彼女によると、この前ここのチケットを渡したのは彼女らしい。
本物は監禁してはいるものの丁重に匿っているとか。
「それにしても、礼志がいる教室でよく演技ができたものだ」
「礼志?誰」
「ヘルメスの魂は魔王の力に浸して変性してあるからな」
「ならば、酒を振る舞おう」
俺は天羽々斬を抜き出すと、彼らに向けて一振りした。すると、莫大な量の酒が奔流となって彼らを飲み込み、お化け屋敷の外まで流されたようだ。
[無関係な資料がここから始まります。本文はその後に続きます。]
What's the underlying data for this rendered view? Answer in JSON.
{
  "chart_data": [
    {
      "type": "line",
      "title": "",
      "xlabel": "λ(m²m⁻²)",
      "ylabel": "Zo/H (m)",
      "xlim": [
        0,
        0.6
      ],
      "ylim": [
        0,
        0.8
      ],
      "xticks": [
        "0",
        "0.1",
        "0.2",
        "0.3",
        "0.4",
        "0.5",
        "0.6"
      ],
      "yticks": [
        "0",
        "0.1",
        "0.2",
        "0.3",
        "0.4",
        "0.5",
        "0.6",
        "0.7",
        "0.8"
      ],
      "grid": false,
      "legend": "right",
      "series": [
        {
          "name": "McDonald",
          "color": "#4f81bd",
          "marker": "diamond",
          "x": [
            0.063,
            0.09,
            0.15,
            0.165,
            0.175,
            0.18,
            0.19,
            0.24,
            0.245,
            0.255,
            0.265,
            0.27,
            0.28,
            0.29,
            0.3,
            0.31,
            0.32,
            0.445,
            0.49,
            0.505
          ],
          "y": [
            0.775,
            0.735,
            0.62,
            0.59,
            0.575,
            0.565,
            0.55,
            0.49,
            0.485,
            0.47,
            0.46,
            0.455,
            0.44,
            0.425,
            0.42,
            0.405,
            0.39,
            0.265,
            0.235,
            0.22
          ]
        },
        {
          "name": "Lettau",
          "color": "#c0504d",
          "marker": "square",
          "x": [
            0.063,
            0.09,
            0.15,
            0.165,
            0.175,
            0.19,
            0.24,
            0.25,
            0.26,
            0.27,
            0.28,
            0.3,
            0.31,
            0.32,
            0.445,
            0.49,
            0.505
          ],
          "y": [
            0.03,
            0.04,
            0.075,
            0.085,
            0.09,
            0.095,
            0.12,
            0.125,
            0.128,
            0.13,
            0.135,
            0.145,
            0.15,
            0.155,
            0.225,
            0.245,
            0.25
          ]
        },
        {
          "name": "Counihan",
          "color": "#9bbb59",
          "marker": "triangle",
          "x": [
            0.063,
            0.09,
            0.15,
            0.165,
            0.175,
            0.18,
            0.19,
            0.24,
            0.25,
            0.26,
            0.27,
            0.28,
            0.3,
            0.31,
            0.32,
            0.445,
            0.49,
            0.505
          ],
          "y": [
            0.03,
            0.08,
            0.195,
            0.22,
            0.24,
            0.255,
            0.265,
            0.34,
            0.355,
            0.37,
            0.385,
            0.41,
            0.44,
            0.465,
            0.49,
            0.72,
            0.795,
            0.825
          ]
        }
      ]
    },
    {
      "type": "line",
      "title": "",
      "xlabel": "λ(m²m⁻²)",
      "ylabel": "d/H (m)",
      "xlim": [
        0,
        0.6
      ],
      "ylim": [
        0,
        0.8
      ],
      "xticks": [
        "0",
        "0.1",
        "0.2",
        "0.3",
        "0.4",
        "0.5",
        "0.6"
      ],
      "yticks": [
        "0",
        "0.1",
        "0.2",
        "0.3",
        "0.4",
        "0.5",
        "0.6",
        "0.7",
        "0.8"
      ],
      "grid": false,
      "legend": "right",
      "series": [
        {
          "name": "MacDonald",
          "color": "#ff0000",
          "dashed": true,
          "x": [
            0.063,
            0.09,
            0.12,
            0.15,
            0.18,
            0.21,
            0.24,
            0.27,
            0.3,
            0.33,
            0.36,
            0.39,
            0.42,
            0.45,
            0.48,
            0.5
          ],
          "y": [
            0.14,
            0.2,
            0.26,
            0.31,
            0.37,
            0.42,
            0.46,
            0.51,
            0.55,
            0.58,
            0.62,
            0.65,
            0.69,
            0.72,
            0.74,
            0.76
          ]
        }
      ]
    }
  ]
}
八岐大蛇討伐を起源とした能力のため、一日八回しか使えないがそれだけあれば十分な量だ。
結局彼らはべろんべろんに酔った上に、血まみれのヤマモトを見た彼女のご両親が三人をタコ殴りにし、あまりの無双っぷりに騎士団が止めに入るという一幕で幕を閉じたのだった。
当初、俺に殺意が向かったときはどうしたものかと思ったが、フィオナの説明で事なきを得るとはな。
魔王に感謝する日が来るとは思わなかったよ。
ヤマモトは病院で輸血をして回復。
三人は騎士団に病院に連れて行かれ、けがが回復次第逮捕されると言う。
で、本物のイヴォンヌはと言えば。
「ロン!四暗刻。ドラ2ね」
「イヴォンヌ。助けに来たんだが」
「あー、ごめん。今いいとこだから、ちょっと待ってて」
奴らのアジトで麻雀してた。何やってんだよ、お前。